Jean Raspail a ce génie de faire se lever des mondes mystérieux, des mondes d’où, comme ses héros qui sont devenus nos compagnons (pour ne pas dire nos complices), on ne ressort jamais intact.

On ne peut que féliciter les Editions Robert Laffont d’avoir réuni tous ces textes sous un titre ô combien raspalien, Là-Bas, au loin, si loin… Là-bas. Au-delà des landes. Des steppes. De la mer. Des septentrions. Des plaines semées de lacs. Des marécages qui disparaissent sous des océans de roseaux. Les lisières. Les bordures. Les marches. La Frontière.

Le Jeu du Roi, c’est celui d’un petit garçon qui rêve d’un royaume et d’un roi de Patagonie. Un monarque que l’on découvre – et à qui on a fait allégeance – dans Moi, Antoine de Tounens, roi de Patagonie. Avec ses sujets akaloufs de Qui se souvient des Hommes…

Avec Septentrion et Sept Cavaliers, nous passons de l’autre côté du limes. De l’autre côté du rêve. Là-bas. Au loin. Si loin…

La Miséricorde, livre inédit – et inachevé, donc –, écrit entre 1966 et… 2003, est la relation romanesque d’une histoire vraie, d’un terrible fait divers survenu il y a soixante ans et qui bouleversa la France.

Post Scriptum

Dans un « Post Scriptum », qui est en soi un inédit supplémentaire, Raspail en explique la genèse. En insistant bien sur le fait que « ce livre est un roman ». J’ai évoqué Bernanos plus haut. Raspail aussi. Mais pour dire :

— J’étais donc seul – et je le suis resté – face à ce livre, comme face à une muraille sacrée, infranchissable, inatteignable, au pied de laquelle je me sentais démuni, déplacé : n’est pas Bernanos qui veut…

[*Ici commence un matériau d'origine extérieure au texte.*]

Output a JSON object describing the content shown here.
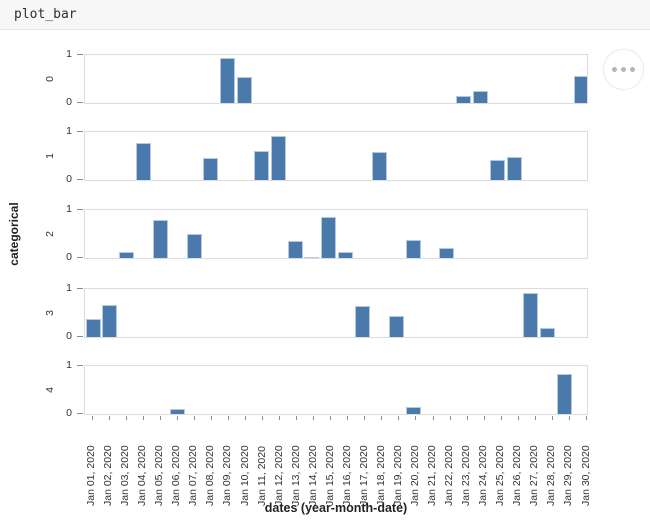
{
  "header": {
    "title": "plot_bar"
  },
  "menu": {
    "icon": "ellipsis-icon"
  },
  "chart_data": {
    "type": "bar",
    "title": "plot_bar",
    "xlabel": "dates (year-month-date)",
    "ylabel": "categorical",
    "ylim": [
      0,
      1
    ],
    "ytick_labels": [
      "1",
      "0"
    ],
    "bar_color": "#4a7aab",
    "x_categories": [
      "Jan 01, 2020",
      "Jan 02, 2020",
      "Jan 03, 2020",
      "Jan 04, 2020",
      "Jan 05, 2020",
      "Jan 06, 2020",
      "Jan 07, 2020",
      "Jan 08, 2020",
      "Jan 09, 2020",
      "Jan 10, 2020",
      "Jan 11, 2020",
      "Jan 12, 2020",
      "Jan 13, 2020",
      "Jan 14, 2020",
      "Jan 15, 2020",
      "Jan 16, 2020",
      "Jan 17, 2020",
      "Jan 18, 2020",
      "Jan 19, 2020",
      "Jan 20, 2020",
      "Jan 21, 2020",
      "Jan 22, 2020",
      "Jan 23, 2020",
      "Jan 24, 2020",
      "Jan 25, 2020",
      "Jan 26, 2020",
      "Jan 27, 2020",
      "Jan 28, 2020",
      "Jan 29, 2020",
      "Jan 30, 2020"
    ],
    "facets": [
      {
        "label": "0",
        "bars": [
          {
            "date": "Jan 09, 2020",
            "value": 0.95
          },
          {
            "date": "Jan 10, 2020",
            "value": 0.55
          },
          {
            "date": "Jan 23, 2020",
            "value": 0.15
          },
          {
            "date": "Jan 24, 2020",
            "value": 0.26
          },
          {
            "date": "Jan 30, 2020",
            "value": 0.57
          }
        ]
      },
      {
        "label": "1",
        "bars": [
          {
            "date": "Jan 04, 2020",
            "value": 0.79
          },
          {
            "date": "Jan 08, 2020",
            "value": 0.46
          },
          {
            "date": "Jan 11, 2020",
            "value": 0.61
          },
          {
            "date": "Jan 12, 2020",
            "value": 0.93
          },
          {
            "date": "Jan 18, 2020",
            "value": 0.59
          },
          {
            "date": "Jan 25, 2020",
            "value": 0.43
          },
          {
            "date": "Jan 26, 2020",
            "value": 0.48
          }
        ]
      },
      {
        "label": "2",
        "bars": [
          {
            "date": "Jan 03, 2020",
            "value": 0.13
          },
          {
            "date": "Jan 05, 2020",
            "value": 0.81
          },
          {
            "date": "Jan 07, 2020",
            "value": 0.51
          },
          {
            "date": "Jan 13, 2020",
            "value": 0.36
          },
          {
            "date": "Jan 14, 2020",
            "value": 0.03
          },
          {
            "date": "Jan 15, 2020",
            "value": 0.88
          },
          {
            "date": "Jan 16, 2020",
            "value": 0.13
          },
          {
            "date": "Jan 20, 2020",
            "value": 0.38
          },
          {
            "date": "Jan 22, 2020",
            "value": 0.22
          }
        ]
      },
      {
        "label": "3",
        "bars": [
          {
            "date": "Jan 01, 2020",
            "value": 0.38
          },
          {
            "date": "Jan 02, 2020",
            "value": 0.68
          },
          {
            "date": "Jan 17, 2020",
            "value": 0.67
          },
          {
            "date": "Jan 19, 2020",
            "value": 0.45
          },
          {
            "date": "Jan 27, 2020",
            "value": 0.93
          },
          {
            "date": "Jan 28, 2020",
            "value": 0.19
          }
        ]
      },
      {
        "label": "4",
        "bars": [
          {
            "date": "Jan 06, 2020",
            "value": 0.1
          },
          {
            "date": "Jan 20, 2020",
            "value": 0.14
          },
          {
            "date": "Jan 29, 2020",
            "value": 0.85
          }
        ]
      }
    ]
  }
}
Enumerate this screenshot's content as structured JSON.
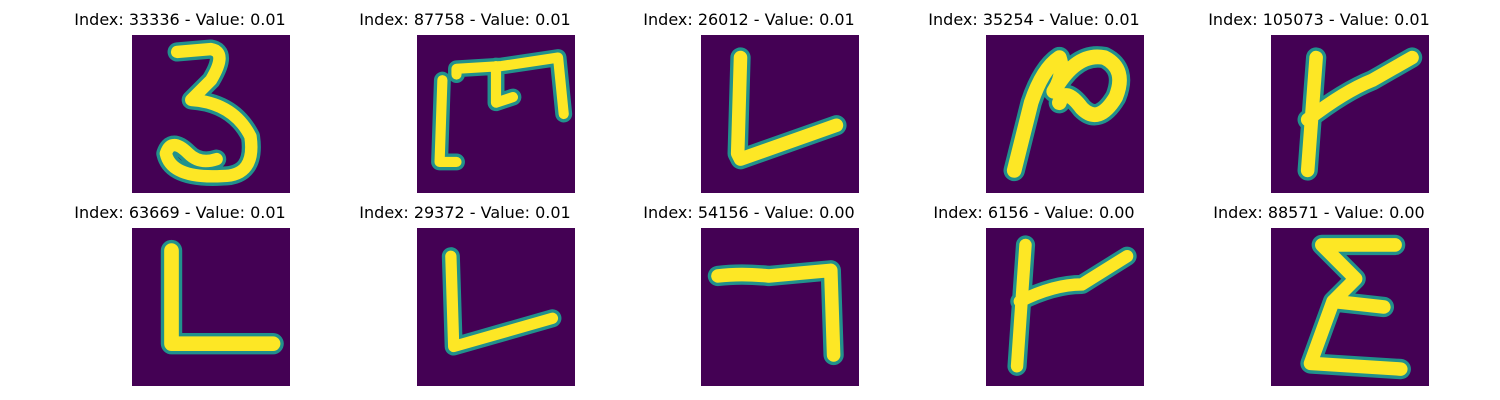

En 1966, il en avait écrit trente feuillets. Avec, à la fin de son premier ouvrage paru chez Robert Laffont, un livre d’exploration, cette indication : « A paraître : La Croix du Bief ». Une sorte de bluff :

— Inconnu comme romancier, j’espérais, par cet effet d’annonce, me doter d’une stature dont je n’avais pas le gabarit.

Il écrivit encore quarante feuillets. En 1970, quand paraît Punch Caraïbe, on relève cette fois (toujours en queue de liste) : « En préparation : Dieu cellule 25, roman ».

Au fil du temps, il va raturer, compléter, modifier l’architecture du récit et le rebaptiser La Miséricorde. Et il rangera le tout dans un tiroir :

— La Miséricorde est un livre inachevé, auquel manquent une quarantaine de feuillets qui n’ont jamais été écrits.

Préfacier de cette somme de plus de mille pages, Sylvain Tesson écrit : « Lecteurs ! Vous allez embarquer sur un navire étrange, un bâtiment littéraire. Il a largué les amarres il y a cinquante ans, à moins que ce ne fussent cinquante siècles (…). C’est un vaisseau de légende. L’équipage ? Des hommes inaptes à la vie moderne. Son port d’attache ? La mélancolie. Tout horizon perdu. »

Chez Raspail, les ciels et les cieux se brisent en pluie d’étoiles. La nuit resplendit d’éclairs rouges. Et, comme encore dans La Miséricorde, Dieu est un personnage de roman. L’Hôte glorieux, car Lui se souvient des Hommes, qui nous attend à Notre-Dame-de-l’Ultime-Compassion : « Dieu connaît votre âme en son entier mais, si je puis dire, il a besoin d’un coup de pouce pour en tenir compte au jugement dernier. »

L’œuvre de Jean Raspail est un jeu de piste. Il faut en décrypter les messages et accepter, comme le font les Celtes, de passer de l’autre côté du rideau de pluie. Jean Raspail nous l’a dit depuis longtemps : « La fin de la piste n’est accessible que dans l’au-delà. »

Robert Laffont, Collection « Bouquins ». Parution : 9 avril 2015. Nombre de pages : 1 184. Prix : 30,00 euros.